One of the strengths of the large stores is that they are able to offer extended warranties on PCs. This can be useful for the novice type PC user, but extended warranties do have certain disadvantages to be born in mind.
If you buy a washing machine, extended warranties are a good investment. This is because basic washing machines have not really changed that much in the last twenty or more years. True, they might have an electronic controller and incorporate a spin dryer and tumble dryer, but a basic washing machine has not fundamentally changed and is unlikely to do so.
The same is not true of PCs. The capacity and speeds of PCs are changing very rapidly. A few years ago the speed and capacity of a PC was doubling about every eighteen months. It is probably faster than that at present, but even if and when the rate of change of PCs slows down in one respect it will broaden in other respects. It is now possible to buy PCs that will record programmes direct from a television broadcast or videotape, which can display information on separate monitors and can communicate with other PCs through networks in the home or office. That is not all and there is much more to come.
If you are tied to a five-year extended warranty period you will be well advised to enquire it the warranty can be transferred to a new PC if you decide to invest in a model with greater capability in two years time. We suspect the salesmans response will vary between the slightly obscene and humorous.
There is a part of the PC you may need, or someone may need to alter called the BIOS (Basic Input Output System). Sometimes it is impossible to get into it because it is possible to make access available only if you know a password. Ask to see if the BIOS can be accessed.
Find out how big the hard disk is. If you want to run WindowsXP you will soon have problems using a hard disk much less than 15 gigabyte (1 gigabyte = 1000 megabytes). It will just about run on 10 gigs but you will be very restricted on what other software you can then use. 80 gigs is currently the minimum size hard disk on most new PCs. Windows Vista and Windows 7 really need a minimum of 256 gigs.
Find out how fast the processor is. It is a bit hard to say what to settle for here. If you anticipate playing lots of games and frequently using the internet then you will be advised to look for a minimum speed round about 1000 megahertz.

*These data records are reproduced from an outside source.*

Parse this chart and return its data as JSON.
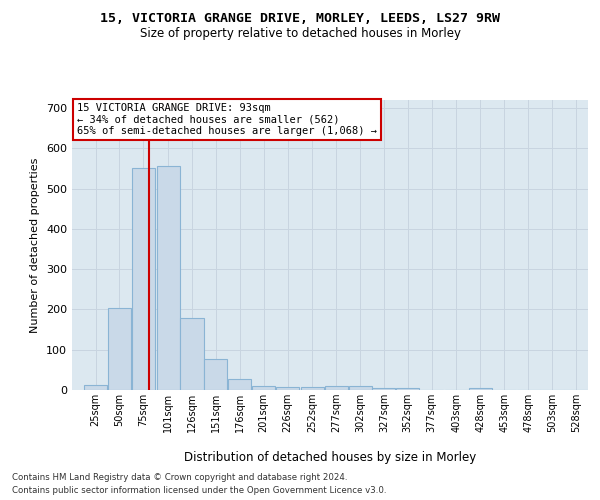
{
  "title1": "15, VICTORIA GRANGE DRIVE, MORLEY, LEEDS, LS27 9RW",
  "title2": "Size of property relative to detached houses in Morley",
  "xlabel": "Distribution of detached houses by size in Morley",
  "ylabel": "Number of detached properties",
  "bar_edges": [
    25,
    50,
    75,
    101,
    126,
    151,
    176,
    201,
    226,
    252,
    277,
    302,
    327,
    352,
    377,
    403,
    428,
    453,
    478,
    503,
    528
  ],
  "bar_heights": [
    12,
    204,
    551,
    557,
    178,
    78,
    27,
    11,
    8,
    7,
    9,
    9,
    6,
    5,
    0,
    0,
    5,
    0,
    0,
    0,
    0
  ],
  "bar_color": "#c9d9e8",
  "bar_edgecolor": "#8ab4d4",
  "bar_linewidth": 0.8,
  "vline_x": 93,
  "vline_color": "#cc0000",
  "ylim": [
    0,
    720
  ],
  "yticks": [
    0,
    100,
    200,
    300,
    400,
    500,
    600,
    700
  ],
  "grid_color": "#c8d4e0",
  "background_color": "#dce8f0",
  "annotation_text": "15 VICTORIA GRANGE DRIVE: 93sqm\n← 34% of detached houses are smaller (562)\n65% of semi-detached houses are larger (1,068) →",
  "annotation_box_color": "#ffffff",
  "annotation_border_color": "#cc0000",
  "footnote1": "Contains HM Land Registry data © Crown copyright and database right 2024.",
  "footnote2": "Contains public sector information licensed under the Open Government Licence v3.0.",
  "tick_labels": [
    "25sqm",
    "50sqm",
    "75sqm",
    "101sqm",
    "126sqm",
    "151sqm",
    "176sqm",
    "201sqm",
    "226sqm",
    "252sqm",
    "277sqm",
    "302sqm",
    "327sqm",
    "352sqm",
    "377sqm",
    "403sqm",
    "428sqm",
    "453sqm",
    "478sqm",
    "503sqm",
    "528sqm"
  ],
  "bar_width": 24.5,
  "fig_width": 6.0,
  "fig_height": 5.0,
  "dpi": 100
}
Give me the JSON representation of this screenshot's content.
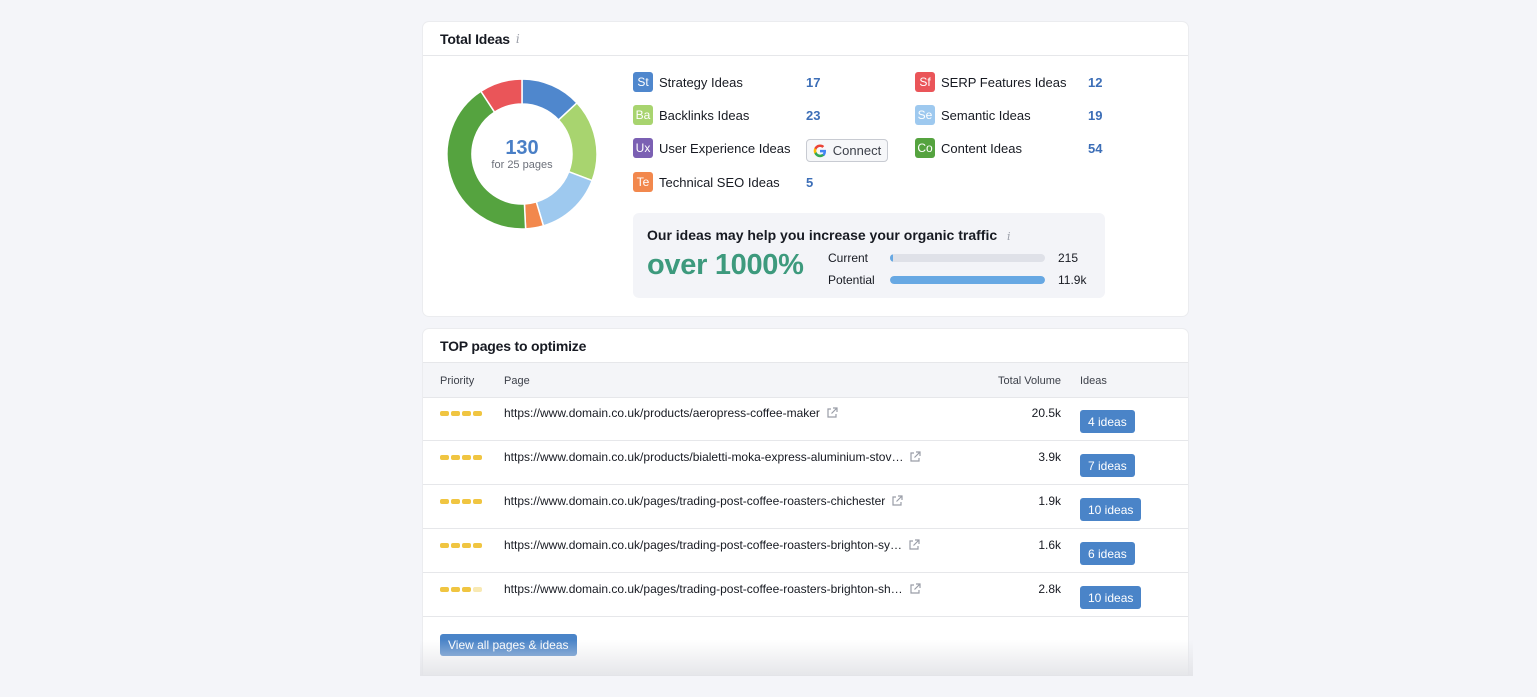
{
  "total_ideas": {
    "title": "Total Ideas",
    "info_glyph": "i",
    "donut": {
      "total": "130",
      "subtitle": "for 25 pages",
      "segments": [
        {
          "name": "Strategy Ideas",
          "value": 17,
          "color": "#4f87cd"
        },
        {
          "name": "Backlinks Ideas",
          "value": 23,
          "color": "#a8d46f"
        },
        {
          "name": "Semantic Ideas",
          "value": 19,
          "color": "#9ec9ef"
        },
        {
          "name": "Technical SEO Ideas",
          "value": 5,
          "color": "#f2884d"
        },
        {
          "name": "Content Ideas",
          "value": 54,
          "color": "#55a33f"
        },
        {
          "name": "SERP Features Ideas",
          "value": 12,
          "color": "#ea5559"
        }
      ]
    },
    "ideas": [
      {
        "badge": "St",
        "label": "Strategy Ideas",
        "count": "17",
        "color": "#4f87cd"
      },
      {
        "badge": "Ba",
        "label": "Backlinks Ideas",
        "count": "23",
        "color": "#a8d46f"
      },
      {
        "badge": "Ux",
        "label": "User Experience Ideas",
        "count": "",
        "color": "#7b60b3"
      },
      {
        "badge": "Te",
        "label": "Technical SEO Ideas",
        "count": "5",
        "color": "#f2884d"
      },
      {
        "badge": "Sf",
        "label": "SERP Features Ideas",
        "count": "12",
        "color": "#ea5559"
      },
      {
        "badge": "Se",
        "label": "Semantic Ideas",
        "count": "19",
        "color": "#9ec9ef"
      },
      {
        "badge": "Co",
        "label": "Content Ideas",
        "count": "54",
        "color": "#55a33f"
      }
    ],
    "connect_label": "Connect",
    "traffic": {
      "title": "Our ideas may help you increase your organic traffic",
      "headline": "over 1000%",
      "current_label": "Current",
      "current_value": "215",
      "current_fraction": 0.018,
      "potential_label": "Potential",
      "potential_value": "11.9k",
      "potential_fraction": 1.0
    }
  },
  "top_pages": {
    "title": "TOP pages to optimize",
    "columns": {
      "priority": "Priority",
      "page": "Page",
      "volume": "Total Volume",
      "ideas": "Ideas"
    },
    "rows": [
      {
        "priority": 4,
        "url": "https://www.domain.co.uk/products/aeropress-coffee-maker",
        "volume": "20.5k",
        "ideas": "4 ideas"
      },
      {
        "priority": 4,
        "url": "https://www.domain.co.uk/products/bialetti-moka-express-aluminium-stov…",
        "volume": "3.9k",
        "ideas": "7 ideas"
      },
      {
        "priority": 4,
        "url": "https://www.domain.co.uk/pages/trading-post-coffee-roasters-chichester",
        "volume": "1.9k",
        "ideas": "10 ideas"
      },
      {
        "priority": 4,
        "url": "https://www.domain.co.uk/pages/trading-post-coffee-roasters-brighton-sy…",
        "volume": "1.6k",
        "ideas": "6 ideas"
      },
      {
        "priority": 3,
        "url": "https://www.domain.co.uk/pages/trading-post-coffee-roasters-brighton-sh…",
        "volume": "2.8k",
        "ideas": "10 ideas"
      }
    ],
    "view_all_label": "View all pages & ideas",
    "priority_color": "#f0c541",
    "priority_empty_color": "#f8e9b3"
  }
}
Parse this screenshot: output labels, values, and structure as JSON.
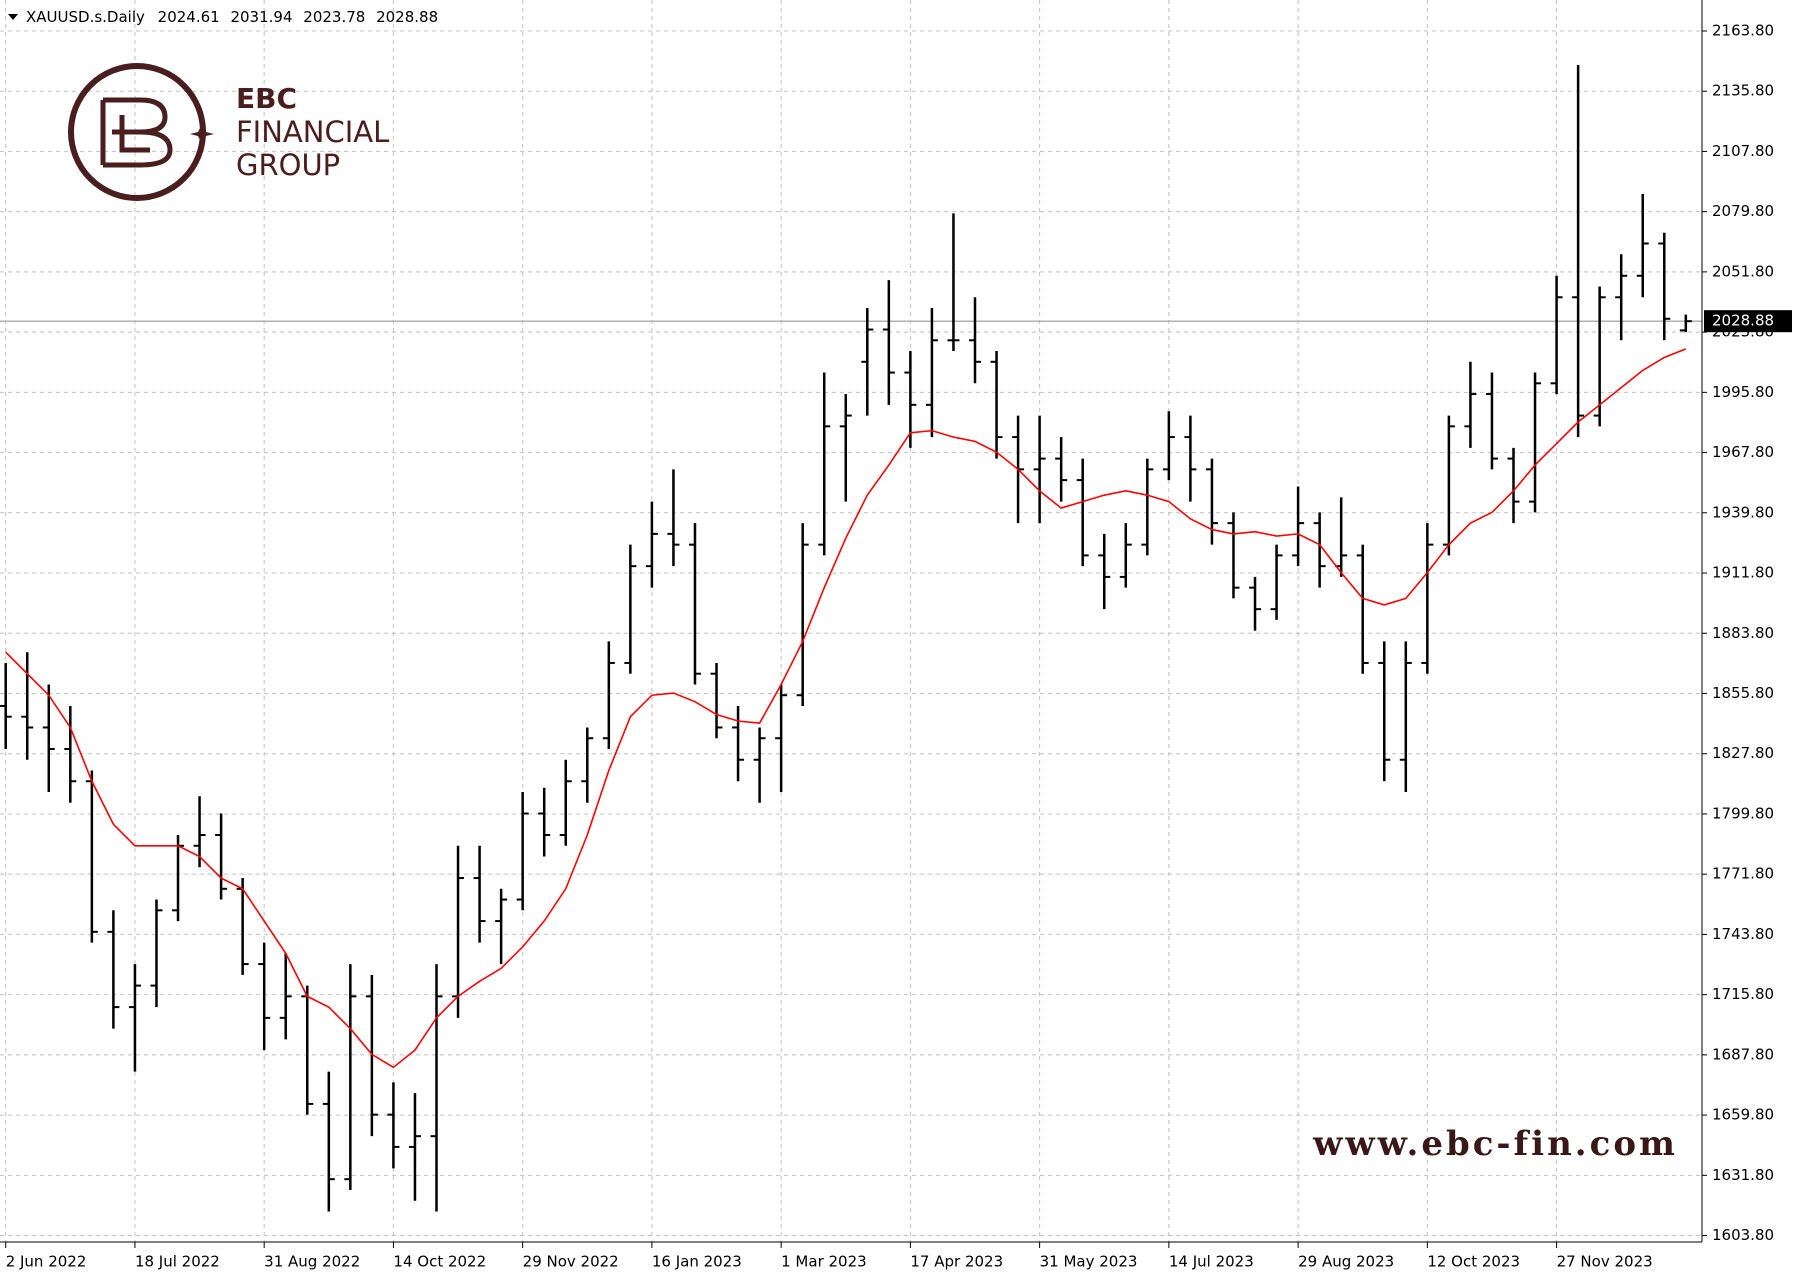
{
  "chart_data": {
    "type": "ohlc",
    "symbol": "XAUUSD.s.Daily",
    "categories": [
      "2 Jun 2022",
      null,
      null,
      null,
      null,
      null,
      "18 Jul 2022",
      null,
      null,
      null,
      null,
      null,
      "31 Aug 2022",
      null,
      null,
      null,
      null,
      null,
      "14 Oct 2022",
      null,
      null,
      null,
      null,
      null,
      "29 Nov 2022",
      null,
      null,
      null,
      null,
      null,
      "16 Jan 2023",
      null,
      null,
      null,
      null,
      null,
      "1 Mar 2023",
      null,
      null,
      null,
      null,
      null,
      "17 Apr 2023",
      null,
      null,
      null,
      null,
      null,
      "31 May 2023",
      null,
      null,
      null,
      null,
      null,
      "14 Jul 2023",
      null,
      null,
      null,
      null,
      null,
      "29 Aug 2023",
      null,
      null,
      null,
      null,
      null,
      "12 Oct 2023",
      null,
      null,
      null,
      null,
      null,
      "27 Nov 2023",
      null,
      null,
      null,
      null,
      null,
      null
    ],
    "ohlc": {
      "color": "#000000",
      "open": [
        1850,
        1845,
        1840,
        1830,
        1815,
        1745,
        1710,
        1720,
        1755,
        1785,
        1790,
        1765,
        1730,
        1705,
        1715,
        1665,
        1630,
        1715,
        1660,
        1645,
        1650,
        1715,
        1770,
        1750,
        1760,
        1800,
        1790,
        1815,
        1835,
        1870,
        1915,
        1930,
        1925,
        1865,
        1840,
        1825,
        1835,
        1855,
        1925,
        1980,
        2010,
        2025,
        2005,
        1990,
        2020,
        2020,
        2010,
        1975,
        1960,
        1965,
        1955,
        1920,
        1910,
        1925,
        1960,
        1975,
        1960,
        1935,
        1905,
        1895,
        1920,
        1935,
        1915,
        1920,
        1870,
        1825,
        1870,
        1925,
        1980,
        1995,
        1965,
        1945,
        2000,
        2040,
        1985,
        2040,
        2050,
        2065,
        2024.61
      ],
      "high": [
        1870,
        1875,
        1860,
        1850,
        1820,
        1755,
        1730,
        1760,
        1790,
        1808,
        1800,
        1770,
        1740,
        1735,
        1720,
        1680,
        1730,
        1725,
        1675,
        1670,
        1730,
        1785,
        1785,
        1765,
        1810,
        1812,
        1825,
        1840,
        1880,
        1925,
        1945,
        1960,
        1935,
        1870,
        1850,
        1840,
        1860,
        1935,
        2005,
        1995,
        2035,
        2048,
        2015,
        2035,
        2079,
        2040,
        2015,
        1985,
        1985,
        1975,
        1965,
        1930,
        1935,
        1965,
        1987,
        1985,
        1965,
        1940,
        1910,
        1925,
        1952,
        1940,
        1947,
        1925,
        1880,
        1880,
        1935,
        1985,
        2010,
        2005,
        1970,
        2005,
        2050,
        2148,
        2045,
        2060,
        2088,
        2070,
        2031.94
      ],
      "low": [
        1830,
        1825,
        1810,
        1805,
        1740,
        1700,
        1680,
        1710,
        1750,
        1775,
        1760,
        1725,
        1690,
        1695,
        1660,
        1615,
        1625,
        1650,
        1635,
        1620,
        1615,
        1705,
        1740,
        1730,
        1755,
        1780,
        1785,
        1805,
        1830,
        1865,
        1905,
        1915,
        1860,
        1835,
        1815,
        1805,
        1810,
        1850,
        1920,
        1945,
        1985,
        1990,
        1970,
        1975,
        2015,
        2000,
        1965,
        1935,
        1935,
        1945,
        1915,
        1895,
        1905,
        1920,
        1955,
        1945,
        1925,
        1900,
        1885,
        1890,
        1915,
        1905,
        1910,
        1865,
        1815,
        1810,
        1865,
        1920,
        1970,
        1960,
        1935,
        1940,
        1995,
        1975,
        1980,
        2020,
        2040,
        2020,
        2023.78
      ],
      "close": [
        1845,
        1840,
        1830,
        1815,
        1745,
        1710,
        1720,
        1755,
        1785,
        1790,
        1765,
        1730,
        1705,
        1715,
        1665,
        1630,
        1715,
        1660,
        1645,
        1650,
        1715,
        1770,
        1750,
        1760,
        1800,
        1790,
        1815,
        1835,
        1870,
        1915,
        1930,
        1925,
        1865,
        1840,
        1825,
        1835,
        1855,
        1925,
        1980,
        1985,
        2025,
        2005,
        1990,
        2020,
        2020,
        2010,
        1975,
        1960,
        1965,
        1955,
        1920,
        1910,
        1925,
        1960,
        1975,
        1960,
        1935,
        1905,
        1895,
        1920,
        1935,
        1915,
        1920,
        1870,
        1825,
        1870,
        1925,
        1980,
        1995,
        1965,
        1945,
        2000,
        2040,
        1985,
        2040,
        2050,
        2065,
        2030,
        2028.88
      ]
    },
    "ma": {
      "color": "#ff0000",
      "values": [
        1875,
        1865,
        1855,
        1840,
        1815,
        1795,
        1785,
        1785,
        1785,
        1780,
        1770,
        1765,
        1750,
        1735,
        1715,
        1710,
        1700,
        1688,
        1682,
        1690,
        1705,
        1715,
        1722,
        1728,
        1738,
        1750,
        1765,
        1790,
        1820,
        1845,
        1855,
        1856,
        1852,
        1846,
        1843,
        1842,
        1860,
        1880,
        1905,
        1928,
        1948,
        1962,
        1977,
        1978,
        1975,
        1973,
        1968,
        1960,
        1950,
        1942,
        1945,
        1948,
        1950,
        1948,
        1945,
        1937,
        1932,
        1930,
        1931,
        1929,
        1930,
        1925,
        1912,
        1900,
        1897,
        1900,
        1912,
        1925,
        1935,
        1940,
        1950,
        1962,
        1972,
        1982,
        1990,
        1998,
        2006,
        2012,
        2016
      ]
    },
    "ylim": [
      1600.8,
      2178.2
    ],
    "yticks": [
      {
        "value": 1603.8,
        "label": "1603.80"
      },
      {
        "value": 1631.8,
        "label": "1631.80"
      },
      {
        "value": 1659.8,
        "label": "1659.80"
      },
      {
        "value": 1687.8,
        "label": "1687.80"
      },
      {
        "value": 1715.8,
        "label": "1715.80"
      },
      {
        "value": 1743.8,
        "label": "1743.80"
      },
      {
        "value": 1771.8,
        "label": "1771.80"
      },
      {
        "value": 1799.8,
        "label": "1799.80"
      },
      {
        "value": 1827.8,
        "label": "1827.80"
      },
      {
        "value": 1855.8,
        "label": "1855.80"
      },
      {
        "value": 1883.8,
        "label": "1883.80"
      },
      {
        "value": 1911.8,
        "label": "1911.80"
      },
      {
        "value": 1939.8,
        "label": "1939.80"
      },
      {
        "value": 1967.8,
        "label": "1967.80"
      },
      {
        "value": 1995.8,
        "label": "1995.80"
      },
      {
        "value": 2023.8,
        "label": "2023.80"
      },
      {
        "value": 2051.8,
        "label": "2051.80"
      },
      {
        "value": 2079.8,
        "label": "2079.80"
      },
      {
        "value": 2107.8,
        "label": "2107.80"
      },
      {
        "value": 2135.8,
        "label": "2135.80"
      },
      {
        "value": 2163.8,
        "label": "2163.80"
      }
    ],
    "grid": true,
    "watermark": {
      "brand": "EBC",
      "line2": "FINANCIAL",
      "line3": "GROUP",
      "url": "www.ebc-fin.com"
    }
  }
}
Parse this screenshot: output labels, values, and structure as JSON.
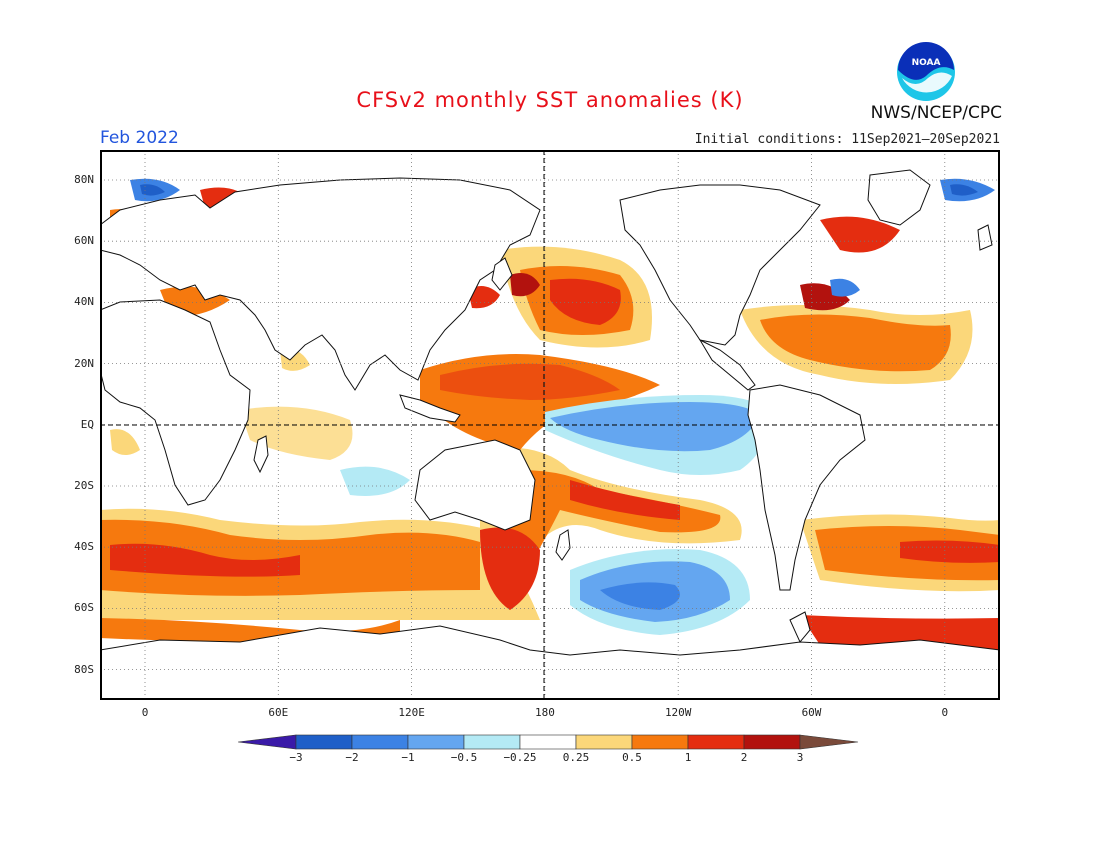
{
  "header": {
    "title": "CFSv2 monthly SST anomalies (K)",
    "period": "Feb 2022",
    "initial_conditions": "Initial conditions: 11Sep2021–20Sep2021",
    "agency": "NWS/NCEP/CPC",
    "logo_text": "NOAA"
  },
  "map": {
    "projection": "equirectangular",
    "lat_labels": [
      "80N",
      "60N",
      "40N",
      "20N",
      "EQ",
      "20S",
      "40S",
      "60S",
      "80S"
    ],
    "lon_labels": [
      "0",
      "60E",
      "120E",
      "180",
      "120W",
      "60W",
      "0"
    ],
    "grid": "dotted",
    "reference_lines": [
      "EQ",
      "180"
    ]
  },
  "colorbar": {
    "labels": [
      "−3",
      "−2",
      "−1",
      "−0.5",
      "−0.25",
      "0.25",
      "0.5",
      "1",
      "2",
      "3"
    ],
    "colors": [
      "#3a1aa8",
      "#1f5fc8",
      "#3c82e4",
      "#64a6f0",
      "#b4eaf5",
      "#ffffff",
      "#fbd77a",
      "#f6790e",
      "#e42d10",
      "#b2120e",
      "#7a4a3a"
    ]
  }
}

If you know for sure you are only going to use the PC for mainly word processing then processor speeds as low as 266 megahertz will be quite adequate using Windows9x. New PCs often have processor speed as high as 3+ gigahertz.
Ask if the PC has USB ports. Most modern printers, scanners and other devices are designed to connect to a PC through a USB connector. Broadband Internet connection is usually through a LAN connector, although it can be connected through a USB port.
Operating systems.
So far I have mentioned things like Windows 9x, Windows XP, Windows Vista and Windows 7.
These are not the only fish in the sea!
These days Linux operating systems provide a viable and very user friendly alternative to Microsoft's operating systems.
These can be installed on new and older PCs and with many versions to choose from there will be a version to suit everyone. Most versions of Linux can be downloaded from the internet and you can create a 'live' CD - which means the PC can be booted from the CD and the operating system will run in the RAM only so you can examine it without modifying your hard drive.
To find out more visit some of the links below:-
This is a far from comprehensive guide to buying a PC but it will hopefully make you aware of some of the pitfalls of buying new and second user PCs. In particular we would want to emphasise again the need to be able to restore a PC whether bought new or second user. We may be promoting the small PC builder over the high street retailer but that is because we believe that is where the best deals come from. Good luck with your new PC.